Further evidence of Gipps’s gift for lyrical invention comes in the Song for Orchestra of 1948. Premiered on 10 January 1949 by the Birmingham Symphony Players, again under Weldon, its main idea is a plaintive theme for oboe (the composer’s own instrument) which, after a turbulent middle section, returns over haltingly shimmering strings before the wistful close. The engaging account on this Chandos disc should encourage more orchestras to take up this charming, atmospheric miniature.
After the war, Gipps developed a multi-faceted career, including choral and orchestral conducting, teaching and music journalism.
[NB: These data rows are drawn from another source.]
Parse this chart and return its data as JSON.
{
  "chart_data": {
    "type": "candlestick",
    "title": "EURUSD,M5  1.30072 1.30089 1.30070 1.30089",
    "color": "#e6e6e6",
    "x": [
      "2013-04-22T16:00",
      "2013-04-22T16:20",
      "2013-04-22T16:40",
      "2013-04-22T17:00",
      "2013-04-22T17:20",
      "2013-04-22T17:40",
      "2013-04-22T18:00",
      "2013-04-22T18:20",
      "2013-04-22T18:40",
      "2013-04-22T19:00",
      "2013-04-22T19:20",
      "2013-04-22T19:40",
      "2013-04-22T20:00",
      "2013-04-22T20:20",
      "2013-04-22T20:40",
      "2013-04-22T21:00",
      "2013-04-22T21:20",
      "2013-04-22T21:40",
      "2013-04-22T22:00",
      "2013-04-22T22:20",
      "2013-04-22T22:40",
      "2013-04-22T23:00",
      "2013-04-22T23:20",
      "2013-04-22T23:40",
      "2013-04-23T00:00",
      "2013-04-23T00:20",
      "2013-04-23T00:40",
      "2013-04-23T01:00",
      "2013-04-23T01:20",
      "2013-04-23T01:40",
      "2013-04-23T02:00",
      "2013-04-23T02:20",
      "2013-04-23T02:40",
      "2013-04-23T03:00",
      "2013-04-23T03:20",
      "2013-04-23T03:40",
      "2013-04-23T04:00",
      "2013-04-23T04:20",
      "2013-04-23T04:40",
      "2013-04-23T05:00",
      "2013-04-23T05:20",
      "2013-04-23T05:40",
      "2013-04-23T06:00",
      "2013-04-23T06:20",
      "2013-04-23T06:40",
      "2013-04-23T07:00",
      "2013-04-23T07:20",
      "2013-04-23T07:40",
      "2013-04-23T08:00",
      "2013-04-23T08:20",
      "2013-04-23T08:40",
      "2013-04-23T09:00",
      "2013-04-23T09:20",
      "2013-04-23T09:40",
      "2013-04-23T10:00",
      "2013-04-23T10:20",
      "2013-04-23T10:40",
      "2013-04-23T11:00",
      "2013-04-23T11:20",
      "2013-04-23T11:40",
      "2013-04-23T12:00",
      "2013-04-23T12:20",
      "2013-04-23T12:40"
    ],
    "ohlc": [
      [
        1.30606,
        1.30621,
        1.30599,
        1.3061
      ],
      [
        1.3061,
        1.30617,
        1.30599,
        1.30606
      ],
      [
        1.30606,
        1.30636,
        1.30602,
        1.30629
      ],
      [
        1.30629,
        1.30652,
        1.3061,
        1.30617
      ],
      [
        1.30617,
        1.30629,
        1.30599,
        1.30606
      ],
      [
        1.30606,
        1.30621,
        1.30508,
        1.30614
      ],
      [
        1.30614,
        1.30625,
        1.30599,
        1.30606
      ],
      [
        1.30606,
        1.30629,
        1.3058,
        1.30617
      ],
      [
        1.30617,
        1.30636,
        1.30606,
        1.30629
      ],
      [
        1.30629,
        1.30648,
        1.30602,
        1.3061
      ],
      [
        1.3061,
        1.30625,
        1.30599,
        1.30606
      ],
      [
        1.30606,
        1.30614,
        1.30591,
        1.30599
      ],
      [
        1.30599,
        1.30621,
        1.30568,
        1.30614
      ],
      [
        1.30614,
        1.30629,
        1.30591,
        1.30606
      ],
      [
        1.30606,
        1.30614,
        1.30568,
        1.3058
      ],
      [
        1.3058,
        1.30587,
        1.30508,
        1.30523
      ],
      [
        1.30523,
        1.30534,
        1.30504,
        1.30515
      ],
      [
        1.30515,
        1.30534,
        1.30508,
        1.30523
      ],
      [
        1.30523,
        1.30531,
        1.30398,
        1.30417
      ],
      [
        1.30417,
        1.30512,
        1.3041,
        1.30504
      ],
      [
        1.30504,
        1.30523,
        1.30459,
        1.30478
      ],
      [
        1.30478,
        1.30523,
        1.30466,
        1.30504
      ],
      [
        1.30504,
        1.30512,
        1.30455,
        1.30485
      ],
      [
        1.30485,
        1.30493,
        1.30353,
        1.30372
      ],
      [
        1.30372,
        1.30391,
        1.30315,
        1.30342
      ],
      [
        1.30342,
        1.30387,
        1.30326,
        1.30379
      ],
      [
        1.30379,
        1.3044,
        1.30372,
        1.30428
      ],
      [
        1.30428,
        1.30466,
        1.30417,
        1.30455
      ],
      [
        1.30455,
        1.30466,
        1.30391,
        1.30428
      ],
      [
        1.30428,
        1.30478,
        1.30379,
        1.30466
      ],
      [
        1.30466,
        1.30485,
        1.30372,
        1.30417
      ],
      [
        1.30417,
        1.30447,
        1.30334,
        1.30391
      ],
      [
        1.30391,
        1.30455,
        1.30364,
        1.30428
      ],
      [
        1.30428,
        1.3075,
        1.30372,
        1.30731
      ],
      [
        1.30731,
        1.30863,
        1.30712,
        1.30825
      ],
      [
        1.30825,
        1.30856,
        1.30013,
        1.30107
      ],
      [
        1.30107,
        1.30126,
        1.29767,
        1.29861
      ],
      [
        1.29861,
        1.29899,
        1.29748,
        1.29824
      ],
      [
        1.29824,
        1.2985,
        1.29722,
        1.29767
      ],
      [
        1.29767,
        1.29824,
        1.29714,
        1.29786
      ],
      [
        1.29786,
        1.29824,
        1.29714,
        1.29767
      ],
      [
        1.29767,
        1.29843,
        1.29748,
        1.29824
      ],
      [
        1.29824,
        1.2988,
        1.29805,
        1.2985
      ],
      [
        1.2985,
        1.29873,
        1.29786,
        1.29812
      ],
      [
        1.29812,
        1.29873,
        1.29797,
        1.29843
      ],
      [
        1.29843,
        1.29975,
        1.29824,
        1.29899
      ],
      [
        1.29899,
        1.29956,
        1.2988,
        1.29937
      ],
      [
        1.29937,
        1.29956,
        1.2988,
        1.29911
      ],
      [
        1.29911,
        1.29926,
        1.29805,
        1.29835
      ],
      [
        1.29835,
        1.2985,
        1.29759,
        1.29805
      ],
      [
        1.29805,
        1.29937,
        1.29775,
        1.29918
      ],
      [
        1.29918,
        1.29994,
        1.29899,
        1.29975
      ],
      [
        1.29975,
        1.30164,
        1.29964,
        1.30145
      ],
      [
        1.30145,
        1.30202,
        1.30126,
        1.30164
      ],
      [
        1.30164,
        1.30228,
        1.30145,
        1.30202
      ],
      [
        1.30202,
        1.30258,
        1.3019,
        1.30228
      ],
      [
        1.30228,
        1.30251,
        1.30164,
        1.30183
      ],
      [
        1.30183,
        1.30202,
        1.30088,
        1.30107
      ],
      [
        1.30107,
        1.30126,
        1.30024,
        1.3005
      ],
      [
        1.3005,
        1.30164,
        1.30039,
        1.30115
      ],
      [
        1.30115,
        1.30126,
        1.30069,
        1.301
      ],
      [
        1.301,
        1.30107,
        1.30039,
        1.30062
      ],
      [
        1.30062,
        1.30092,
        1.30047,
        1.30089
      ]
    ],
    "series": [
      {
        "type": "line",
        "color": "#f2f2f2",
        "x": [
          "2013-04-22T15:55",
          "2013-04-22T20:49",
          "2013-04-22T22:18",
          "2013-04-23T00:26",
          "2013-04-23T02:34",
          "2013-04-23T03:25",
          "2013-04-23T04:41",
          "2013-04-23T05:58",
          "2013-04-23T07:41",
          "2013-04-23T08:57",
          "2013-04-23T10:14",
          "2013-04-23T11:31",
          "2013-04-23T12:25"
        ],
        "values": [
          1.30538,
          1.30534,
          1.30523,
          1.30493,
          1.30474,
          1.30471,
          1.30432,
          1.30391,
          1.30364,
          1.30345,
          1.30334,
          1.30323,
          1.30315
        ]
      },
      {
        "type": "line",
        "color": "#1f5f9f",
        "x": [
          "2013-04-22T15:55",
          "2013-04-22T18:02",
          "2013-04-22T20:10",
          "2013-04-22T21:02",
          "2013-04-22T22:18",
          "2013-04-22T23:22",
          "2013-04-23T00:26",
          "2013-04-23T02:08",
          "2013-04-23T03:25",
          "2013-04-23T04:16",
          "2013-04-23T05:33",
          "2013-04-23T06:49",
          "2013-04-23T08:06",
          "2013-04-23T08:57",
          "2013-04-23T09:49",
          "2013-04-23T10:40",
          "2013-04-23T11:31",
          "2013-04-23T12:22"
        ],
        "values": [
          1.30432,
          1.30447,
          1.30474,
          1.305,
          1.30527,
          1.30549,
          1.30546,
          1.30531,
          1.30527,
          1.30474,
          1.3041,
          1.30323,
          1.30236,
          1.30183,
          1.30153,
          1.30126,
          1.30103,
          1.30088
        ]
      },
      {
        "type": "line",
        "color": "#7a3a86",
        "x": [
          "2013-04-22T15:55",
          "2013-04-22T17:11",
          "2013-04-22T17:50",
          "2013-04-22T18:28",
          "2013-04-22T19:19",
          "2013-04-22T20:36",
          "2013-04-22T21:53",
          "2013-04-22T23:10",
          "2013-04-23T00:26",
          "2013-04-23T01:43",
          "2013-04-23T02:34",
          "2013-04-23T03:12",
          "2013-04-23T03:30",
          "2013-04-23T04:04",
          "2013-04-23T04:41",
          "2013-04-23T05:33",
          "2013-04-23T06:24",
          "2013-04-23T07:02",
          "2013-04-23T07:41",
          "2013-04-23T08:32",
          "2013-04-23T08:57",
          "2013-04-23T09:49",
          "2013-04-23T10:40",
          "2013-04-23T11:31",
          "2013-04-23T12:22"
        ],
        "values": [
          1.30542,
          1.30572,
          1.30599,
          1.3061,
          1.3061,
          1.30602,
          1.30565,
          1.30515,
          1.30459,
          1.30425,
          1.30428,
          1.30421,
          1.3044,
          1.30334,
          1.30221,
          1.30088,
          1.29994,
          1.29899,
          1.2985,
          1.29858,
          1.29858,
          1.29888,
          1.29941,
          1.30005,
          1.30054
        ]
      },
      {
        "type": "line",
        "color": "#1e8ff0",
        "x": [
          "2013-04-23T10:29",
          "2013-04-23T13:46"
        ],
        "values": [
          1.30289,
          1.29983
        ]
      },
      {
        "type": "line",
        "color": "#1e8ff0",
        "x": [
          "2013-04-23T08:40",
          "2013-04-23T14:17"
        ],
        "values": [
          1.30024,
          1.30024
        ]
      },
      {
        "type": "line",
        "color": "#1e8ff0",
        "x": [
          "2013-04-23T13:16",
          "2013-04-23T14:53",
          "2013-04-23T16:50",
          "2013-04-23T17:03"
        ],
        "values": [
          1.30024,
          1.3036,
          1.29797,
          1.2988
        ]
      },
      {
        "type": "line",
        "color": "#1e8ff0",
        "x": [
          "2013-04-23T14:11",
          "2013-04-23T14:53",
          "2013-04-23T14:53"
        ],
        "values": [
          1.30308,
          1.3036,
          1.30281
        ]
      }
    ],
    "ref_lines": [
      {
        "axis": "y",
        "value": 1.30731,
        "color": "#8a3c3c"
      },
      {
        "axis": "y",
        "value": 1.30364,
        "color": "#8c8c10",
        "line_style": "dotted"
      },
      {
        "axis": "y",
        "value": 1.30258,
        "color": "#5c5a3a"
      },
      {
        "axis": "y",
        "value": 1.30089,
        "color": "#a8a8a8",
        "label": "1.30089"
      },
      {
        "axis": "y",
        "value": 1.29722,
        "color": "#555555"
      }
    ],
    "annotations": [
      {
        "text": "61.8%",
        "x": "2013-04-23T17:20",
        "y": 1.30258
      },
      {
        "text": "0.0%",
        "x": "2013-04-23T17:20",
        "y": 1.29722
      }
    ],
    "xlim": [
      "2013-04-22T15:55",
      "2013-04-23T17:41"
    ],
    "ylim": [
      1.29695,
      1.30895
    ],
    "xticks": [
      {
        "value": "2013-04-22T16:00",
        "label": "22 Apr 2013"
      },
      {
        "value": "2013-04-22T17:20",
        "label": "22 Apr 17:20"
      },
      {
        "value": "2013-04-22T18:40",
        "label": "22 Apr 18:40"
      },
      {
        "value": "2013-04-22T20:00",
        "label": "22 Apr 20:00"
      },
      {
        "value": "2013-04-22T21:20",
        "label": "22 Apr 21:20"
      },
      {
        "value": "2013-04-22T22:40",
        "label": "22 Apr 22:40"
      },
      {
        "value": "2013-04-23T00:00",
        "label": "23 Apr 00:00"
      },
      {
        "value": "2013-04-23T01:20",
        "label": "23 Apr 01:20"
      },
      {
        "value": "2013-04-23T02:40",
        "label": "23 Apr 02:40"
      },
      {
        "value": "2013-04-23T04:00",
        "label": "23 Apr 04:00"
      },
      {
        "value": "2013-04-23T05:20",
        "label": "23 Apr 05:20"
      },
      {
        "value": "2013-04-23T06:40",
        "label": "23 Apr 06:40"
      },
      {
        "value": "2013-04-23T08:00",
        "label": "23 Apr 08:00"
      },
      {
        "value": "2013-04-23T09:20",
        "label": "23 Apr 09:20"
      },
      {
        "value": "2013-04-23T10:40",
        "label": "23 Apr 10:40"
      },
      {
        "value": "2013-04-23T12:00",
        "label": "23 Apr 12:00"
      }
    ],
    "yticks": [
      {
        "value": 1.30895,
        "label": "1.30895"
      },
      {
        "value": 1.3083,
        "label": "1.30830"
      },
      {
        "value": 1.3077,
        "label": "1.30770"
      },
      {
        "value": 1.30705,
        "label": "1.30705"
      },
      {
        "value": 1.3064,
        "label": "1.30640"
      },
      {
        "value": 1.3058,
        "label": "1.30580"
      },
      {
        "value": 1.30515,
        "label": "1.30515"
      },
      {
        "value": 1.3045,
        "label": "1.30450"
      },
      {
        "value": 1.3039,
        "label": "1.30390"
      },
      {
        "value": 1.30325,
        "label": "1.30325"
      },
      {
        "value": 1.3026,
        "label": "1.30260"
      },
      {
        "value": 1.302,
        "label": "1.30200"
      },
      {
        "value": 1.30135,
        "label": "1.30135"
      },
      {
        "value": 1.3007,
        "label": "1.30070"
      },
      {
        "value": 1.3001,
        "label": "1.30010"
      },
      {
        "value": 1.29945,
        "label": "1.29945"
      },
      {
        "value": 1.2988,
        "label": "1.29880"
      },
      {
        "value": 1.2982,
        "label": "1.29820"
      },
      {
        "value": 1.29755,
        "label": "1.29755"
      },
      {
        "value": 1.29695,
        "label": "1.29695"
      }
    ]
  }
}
She made important contributions to musical life in Britain by founding the semi-professional London Repertoire Orchestra, as well as the professional Chanticleer Orchestra, chaired the Composers’ Guild of Great Britain, and helped to establish the British Music Information Centre, a crucial resource for composers and performers of new music from 1967 onwards.
Gipps’s own music, however, was out of touch with the more radical mainstream of postwar British contemporary music. Yet she steadfastly maintained her own musical voice, which finds one of its finest expressions in her Fourth Symphony (1972), dedicated to Sir Arthur Bliss. More severe in mood than her earlier works, and cast traditionally in four movements of tremendous character, including an Adagio slow movement abounding in instrumental soloists, an evocative scherzo in 5/8 time and an expansive Finale with a helter-skelter ending, it is orchestrated with a Sibelian sophistication which Gamba and his players clearly relish. Premiered under the composer’s own baton by the London Repertoire Orchestra under Gipps’s own baton in May 1973, it received an important but isolated BBC broadcast ten years later by the BBC Scottish Symphony Orchestra under John Pritchard. This vibrant new recording by the BBCNOW will surely help to establish it, and Gipps’s wider output, more firmly on the musical map.
There are first-class, detailed booklet notes by Lewis Foreman, and the recording (made at the BBC Hoddinott Hall in Cardiff) combines warmth, detail and transparency for winning results, just as one has come to expect from Chandos. For lovers of British music, this is an important and compelling release.